D’abord, j’avais envie de me colleter à l’écriture d’un vrai feuilleton, sans filet, au jour le jour. J’aimais le caractère expérimental de l’entreprise, le défi que ça représentait. J’avais toujours rêvé de faire ça, et c’était l’occasion ou jamais. Le deuxième grand apport de cette forme, c’est la présence des lecteurs : ils recevaient chaque jour un épisode du feuilleton et, comme mon adresse courriel était mentionnée, beaucoup m’ont écrit. Pendant la publication de Légendes, c’était surtout pour partager leur émotion : ils me remerciaient de leur avoir rappelé des livres, des films ou des événements qu’ils avaient vécus et d’avoir fait remonter une multitude de souvenirs à leur conscience. Aujourd’hui, plusieurs de ces correspondants – l’un d’eux vivait très, très loin – sont des amis très proches. Légendes était essentiellement une reconstitution de mon enfance et de mon adolescence à travers les « histoires » que j’avais vécues ou mémorisées. Mais Plumes d’Ange était une enquête biographique sur mon père et ses origines. Je travaillais beaucoup sur documents – papiers officiels, lettres, enregistrements sonores – mais, n’ayant pas été formé à la recherche historique, je commettais des erreurs ou me retrouvais parfois dans des impasses. Lorsque je rencontrais un obstacle, je le mentionnais dans le texte du chapitre. A plusieurs reprises, des lectrices et lecteurs qui lisaient Plumes d’Ange en temps réel m’ont écrit pour me venir en aide, et m’ont donné des informations précieuses. Grâce à leur participation spontanée, j’ai ainsi pu localiser la sépulture de mon grand-père, Mardochée, mort près d’Arras en 1915, que mon père avait cherchée, en vain, pendant des années. Je n’imaginais pas que l’écriture de ce livre aurait de tels effets.

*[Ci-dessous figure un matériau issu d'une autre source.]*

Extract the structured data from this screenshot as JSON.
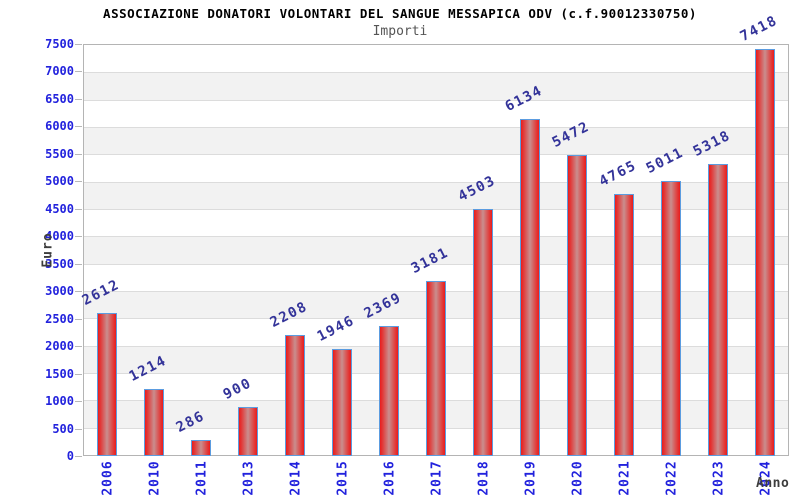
{
  "chart_data": {
    "type": "bar",
    "title": "ASSOCIAZIONE DONATORI VOLONTARI DEL SANGUE MESSAPICA ODV (c.f.90012330750)",
    "subtitle": "Importi",
    "xlabel": "Anno",
    "ylabel": "Euro",
    "categories": [
      "2006",
      "2010",
      "2011",
      "2013",
      "2014",
      "2015",
      "2016",
      "2017",
      "2018",
      "2019",
      "2020",
      "2021",
      "2022",
      "2023",
      "2024"
    ],
    "values": [
      2612,
      1214,
      286,
      900,
      2208,
      1946,
      2369,
      3181,
      4503,
      6134,
      5472,
      4765,
      5011,
      5318,
      7418
    ],
    "bar_value_labels": [
      "2612",
      "1214",
      "286",
      "900",
      "2208",
      "1946",
      "2369",
      "3181",
      "4503",
      "6134",
      "5472",
      "4765",
      "5011",
      "5318",
      "7418"
    ],
    "ylim": [
      0,
      7500
    ],
    "ytick_step": 500,
    "grid": true,
    "band_striping": "alternating horizontal 500-unit bands, white and light gray",
    "legend_position": "none",
    "colors": {
      "title": "#000000",
      "subtitle": "#555555",
      "axis_title": "#3d3d3d",
      "axis_tick_label": "#2222dd",
      "bar_value_label": "#333399",
      "bar_border": "#5b9ce0",
      "bar_fill_edge": "#ea1c1c",
      "bar_fill_inner": "#e13b3a",
      "bar_fill_mid": "#c98e8e",
      "band_alt": "#f2f2f2",
      "gridline": "#dcdcdc",
      "plot_border": "#b4b4b4",
      "tick_mark": "#b8b8b8",
      "background": "#ffffff"
    }
  }
}
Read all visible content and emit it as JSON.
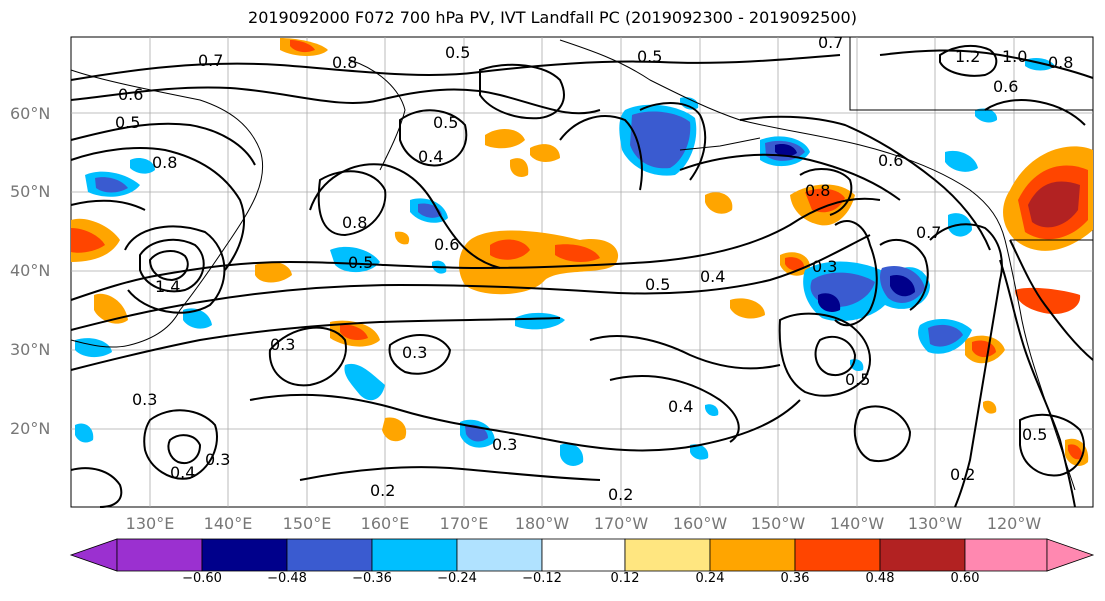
{
  "title": "2019092000 F072 700 hPa PV, IVT Landfall PC (2019092300 - 2019092500)",
  "lat_labels": [
    "60°N",
    "50°N",
    "40°N",
    "30°N",
    "20°N"
  ],
  "lon_labels": [
    "130°E",
    "140°E",
    "150°E",
    "160°E",
    "170°E",
    "180°W",
    "170°W",
    "160°W",
    "150°W",
    "140°W",
    "130°W",
    "120°W"
  ],
  "colorbar": {
    "ticks": [
      "−0.60",
      "−0.48",
      "−0.36",
      "−0.24",
      "−0.12",
      "0.12",
      "0.24",
      "0.36",
      "0.48",
      "0.60"
    ],
    "colors": [
      "#9b30d0",
      "#00008b",
      "#3a5bd0",
      "#00bfff",
      "#b0e2ff",
      "#ffffff",
      "#ffe680",
      "#ffa500",
      "#ff4500",
      "#b22222",
      "#ff88b0"
    ]
  },
  "contour_labels": [
    "0.7",
    "0.8",
    "0.5",
    "0.6",
    "0.4",
    "0.3",
    "0.2",
    "1.2",
    "1.0",
    "1.4"
  ]
}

Dix ans plus tard, je suis encore émerveillé par la qualité du soutien que j’ai reçu de la part des lecteurs en ligne de ces deux livres. L’écriture au jour le jour de Légendes m’a également préparé – sans que je le sache – à tenir la chronique quotidienne qu’on m’invita à faire sur France Inter : entre septembre 2002 et fin juin 2003, entre autres activités, j’ai écrit chaque jour et ma chronique radio, et mes chapitres de Plumes d’Ange. Livres et chronique n’ont pas seulement constitué des expériences d’écriture nouvelles, ils m’ont, de plus, habitué à recevoir un grand nombre de courriels et à y répondre très vite. Lorsque, en août 2003, je me suis mis à tenir un site internet, j’étais prêt.